Let $0<q\leq p<\infty$. For $f:\mathbb{R}\to \mathbb{R}$, we define the norm
\begin{equation} \|f\|_{p,q}=\sup_{a\in \mathbb{R},r>0} r^{\frac{1}{p}} \left(\frac{1}{r} \int_{a-r}^{a+r} |f(x)|^q \ dx \right)^{1/q} \end{equation}
and the seminorm
\begin{equation} [[f ]]_{p,q}=\sup_{a\in \mathbb{R},r>0} r^{\frac{1}{p}-\frac{1}{q}} \sup_{\gamma>0} \gamma m\left(\{x\in(a-r,a+r): |f(x)|>\gamma\}\right) \end{equation} where $m$ is the Lebesgue measure on $\mathbb{R}$.
Observe that if $f$ is Dirac delta function, then $\|f\|_{p,q}=\infty$ and $[[f]]_{p,q}=0$. But $f$ is a distribution.
Could we find a function $f$ such that $\|f\|_{p,q}=\infty$ and $[[f]]_{p,q}<\infty$?
Thanks.
For every pair $(p,q)$ with $1< q\le p<\infty$ there is such a function.
Namely, $f(x)=|x|^{-\alpha}$ with $\alpha = 1+p^{-1}-q^{-1} \in (0,1]$.
Since $f$ is symmetrically decreasing away from $0$, it suffices to consider $a=0$ in the definition of seminorm above: shifting the interval to $0$ will increase the quantity under the supremum. The set where $|f|>\gamma$ is simply $|x|<\gamma^{-1/\alpha}$. So we are looking at $$2\sup_{r>0} r^{\frac{1}{p}-\frac{1}{q}} \sup_{\gamma>0} \min(\gamma r,\gamma^{1-1/\alpha}) $$ As a function of $\gamma$, $\min(\gamma r,\gamma^{1-1/\alpha})$ first goes up (when the smaller of two things is $\gamma r$) and then does not grow, because $1-1/\alpha \le 0$. So its maximum is attained when $\gamma r =\gamma^{1-1/\alpha}$, that is, $\gamma = r^{-\alpha}$. The seminorm is $$2\sup_{r>0} r^{\frac{1}{p}-\frac{1}{q} +1 - \alpha} =2 $$
On the other hand, $$\left(\frac{1}{r} \int_{-r}^{r} |x|^{-\alpha q} \ dx \right)^{1/q} \tag{1}$$ is either $\infty$ when $\alpha q\ge 1$, or is a constant multiple of $r^{-\alpha}$ otherwise.
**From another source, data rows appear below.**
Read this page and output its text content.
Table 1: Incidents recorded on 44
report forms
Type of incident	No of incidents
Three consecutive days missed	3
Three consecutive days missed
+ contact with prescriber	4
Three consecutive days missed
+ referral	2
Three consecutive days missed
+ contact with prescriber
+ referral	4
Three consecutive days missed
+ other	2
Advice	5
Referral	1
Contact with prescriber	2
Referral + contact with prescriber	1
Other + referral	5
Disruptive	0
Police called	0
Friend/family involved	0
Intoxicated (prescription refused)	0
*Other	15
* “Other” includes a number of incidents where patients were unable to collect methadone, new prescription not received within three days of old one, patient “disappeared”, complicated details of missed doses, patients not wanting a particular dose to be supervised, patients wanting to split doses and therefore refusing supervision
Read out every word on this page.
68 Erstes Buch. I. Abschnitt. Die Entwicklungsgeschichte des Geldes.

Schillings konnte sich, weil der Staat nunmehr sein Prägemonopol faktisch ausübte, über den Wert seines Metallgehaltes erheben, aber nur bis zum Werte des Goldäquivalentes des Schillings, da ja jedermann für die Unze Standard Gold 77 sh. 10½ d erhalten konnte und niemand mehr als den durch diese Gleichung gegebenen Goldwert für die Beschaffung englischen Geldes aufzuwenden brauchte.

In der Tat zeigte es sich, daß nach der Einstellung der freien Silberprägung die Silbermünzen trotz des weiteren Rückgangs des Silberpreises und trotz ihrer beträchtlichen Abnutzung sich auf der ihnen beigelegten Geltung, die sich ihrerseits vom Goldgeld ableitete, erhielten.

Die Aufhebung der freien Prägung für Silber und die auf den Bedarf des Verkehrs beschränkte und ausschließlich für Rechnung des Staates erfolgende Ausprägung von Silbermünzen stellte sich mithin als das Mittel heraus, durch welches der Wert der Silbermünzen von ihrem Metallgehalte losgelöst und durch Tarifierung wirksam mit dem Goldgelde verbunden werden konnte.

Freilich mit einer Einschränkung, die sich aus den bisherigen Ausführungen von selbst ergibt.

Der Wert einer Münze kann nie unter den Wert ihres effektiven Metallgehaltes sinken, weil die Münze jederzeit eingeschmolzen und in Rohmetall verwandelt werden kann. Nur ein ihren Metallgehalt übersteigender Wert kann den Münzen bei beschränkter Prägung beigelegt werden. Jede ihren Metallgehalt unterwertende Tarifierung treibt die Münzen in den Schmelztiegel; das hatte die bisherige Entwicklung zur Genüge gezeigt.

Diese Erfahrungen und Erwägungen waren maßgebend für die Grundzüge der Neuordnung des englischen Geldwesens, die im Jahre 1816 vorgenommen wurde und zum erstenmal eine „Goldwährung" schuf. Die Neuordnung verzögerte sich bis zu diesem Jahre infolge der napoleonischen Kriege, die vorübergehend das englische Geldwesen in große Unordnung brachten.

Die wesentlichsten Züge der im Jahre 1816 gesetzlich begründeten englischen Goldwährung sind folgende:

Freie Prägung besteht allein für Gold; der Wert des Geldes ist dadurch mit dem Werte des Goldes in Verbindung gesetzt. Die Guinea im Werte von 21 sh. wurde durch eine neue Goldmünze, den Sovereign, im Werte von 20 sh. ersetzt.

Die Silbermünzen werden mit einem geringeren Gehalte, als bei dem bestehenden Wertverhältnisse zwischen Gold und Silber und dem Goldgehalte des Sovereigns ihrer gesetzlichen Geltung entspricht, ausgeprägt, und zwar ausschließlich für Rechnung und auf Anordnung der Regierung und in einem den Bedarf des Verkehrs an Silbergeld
In the former case we are done, in the latter
$$ \|f\|_{p,q}= C \sup_{r>0} r^{\frac{1}{p}-\alpha} =C \sup_{r>0} r^{\frac{1}{q}-1} \tag{2} $$ Since $1/q-1<0$, the supremum is infinite.
More generally, the example works when
$$q>\frac{p}{p+1} \text{ and } q\ne 1$$ (the first ensures $\alpha>0$, the second that (2) is infinite). It also works when $p=q=1$, because then $\alpha=1$, making (1) infinite.